With 700 lines you can easily read one file into a hash and
then compare each row in the other file against that hash.
With larger files (1 MB and up), you may wish to save
a lot of memory by noticing, that the files are sorted,
alphabetically, it seems. Also, in this case most of the
lines will be present in both files, so storing the
differing rows will not consume insanious amounts of memory :-)
Here is an mergesortish way to do it:
=head1 compare_sorted_files_by_line($filename1, $filename2)
Finds lines that are present in only one of the files, whose names are
given as arguments. This function assumes that the lines in the files are
in alphabetical order.
Returns the unique rows in each file, in two list references. The first one
points to an array containing the rows that are present in $filename1 only,
and the second one similarly for $filename2.
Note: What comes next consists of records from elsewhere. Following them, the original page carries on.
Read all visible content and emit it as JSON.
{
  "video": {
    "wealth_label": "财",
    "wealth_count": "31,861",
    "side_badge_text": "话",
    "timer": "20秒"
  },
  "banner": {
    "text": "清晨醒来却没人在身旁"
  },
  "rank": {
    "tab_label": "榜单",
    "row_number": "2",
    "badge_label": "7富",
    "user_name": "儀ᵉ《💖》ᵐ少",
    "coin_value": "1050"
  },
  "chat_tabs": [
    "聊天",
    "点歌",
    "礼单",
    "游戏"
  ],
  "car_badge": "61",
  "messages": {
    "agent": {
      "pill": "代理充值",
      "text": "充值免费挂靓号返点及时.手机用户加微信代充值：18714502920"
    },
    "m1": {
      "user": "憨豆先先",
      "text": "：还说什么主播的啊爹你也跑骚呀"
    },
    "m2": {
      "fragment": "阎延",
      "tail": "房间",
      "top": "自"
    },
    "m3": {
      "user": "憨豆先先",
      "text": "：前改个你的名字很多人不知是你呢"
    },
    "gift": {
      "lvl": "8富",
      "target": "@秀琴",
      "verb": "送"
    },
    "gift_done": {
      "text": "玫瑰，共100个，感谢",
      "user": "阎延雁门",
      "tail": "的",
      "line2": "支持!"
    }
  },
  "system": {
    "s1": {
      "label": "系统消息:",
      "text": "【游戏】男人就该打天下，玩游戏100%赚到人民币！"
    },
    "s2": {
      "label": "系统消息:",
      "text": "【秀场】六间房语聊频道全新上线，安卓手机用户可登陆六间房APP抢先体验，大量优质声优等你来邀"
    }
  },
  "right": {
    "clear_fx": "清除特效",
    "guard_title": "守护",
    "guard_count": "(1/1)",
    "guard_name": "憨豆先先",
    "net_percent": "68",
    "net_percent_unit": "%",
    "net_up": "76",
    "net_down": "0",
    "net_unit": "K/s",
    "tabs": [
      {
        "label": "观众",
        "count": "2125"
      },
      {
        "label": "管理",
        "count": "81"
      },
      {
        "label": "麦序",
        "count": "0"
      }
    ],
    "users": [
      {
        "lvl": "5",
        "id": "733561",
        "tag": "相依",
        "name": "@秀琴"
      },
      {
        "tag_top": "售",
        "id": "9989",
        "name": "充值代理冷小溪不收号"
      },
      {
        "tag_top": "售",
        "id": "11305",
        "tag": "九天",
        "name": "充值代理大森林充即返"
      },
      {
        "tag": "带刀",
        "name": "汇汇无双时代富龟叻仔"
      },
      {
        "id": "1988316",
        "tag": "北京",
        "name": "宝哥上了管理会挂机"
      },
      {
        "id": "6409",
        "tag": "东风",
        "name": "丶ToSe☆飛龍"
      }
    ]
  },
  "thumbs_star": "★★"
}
Returns an empty list if either of the files could not be opened for reading.
=cut
sub compare_sorted_files_by_line( $$ )
{
my($filename1, $filename2) = @_;
my(@in1only, @in2only); # The unique rows ("matches") are stored in these
unless(open(FILE1, "< $filename1"))
{ warn "$0: Could not open $filename1: $!\n"; return (); }
unless(open(FILE2, "< $filename2"))
{ warn "$0: Could not open $filename2: $!\n"; close FILE1; return ();}
my $line1 = <FILE1>;
my $line2 = <FILE2>;
while(defined($line1) and defined($line2))
{
my $compare = $line1 cmp $line2;
if($compare == 0)
{
$line1 = <FILE1>;
$line2 = <FILE2>;
next;
}
elsif($compare > 0)
{
push(@in2only, $line2);
$line2 = <FILE2>;
next;
}
else
{
push(@in1only, $line1);
$line1 = <FILE1>;
}
}
# were there differences at end of file?
if(defined($line1))
{
push(@in1only, $line1);
push(@in1only, $_) while(<FILE1>);
}
if(defined($line2))
{
push(@in2only, $line2);
push(@in2only, $_) while(<FILE2>);
}
close FILE1;
close FILE2;
# we happen to like strings without newlines.
chomp(@in1only);
chomp(@in2only);
return(\@in1only, \@in2only);
}
-Bass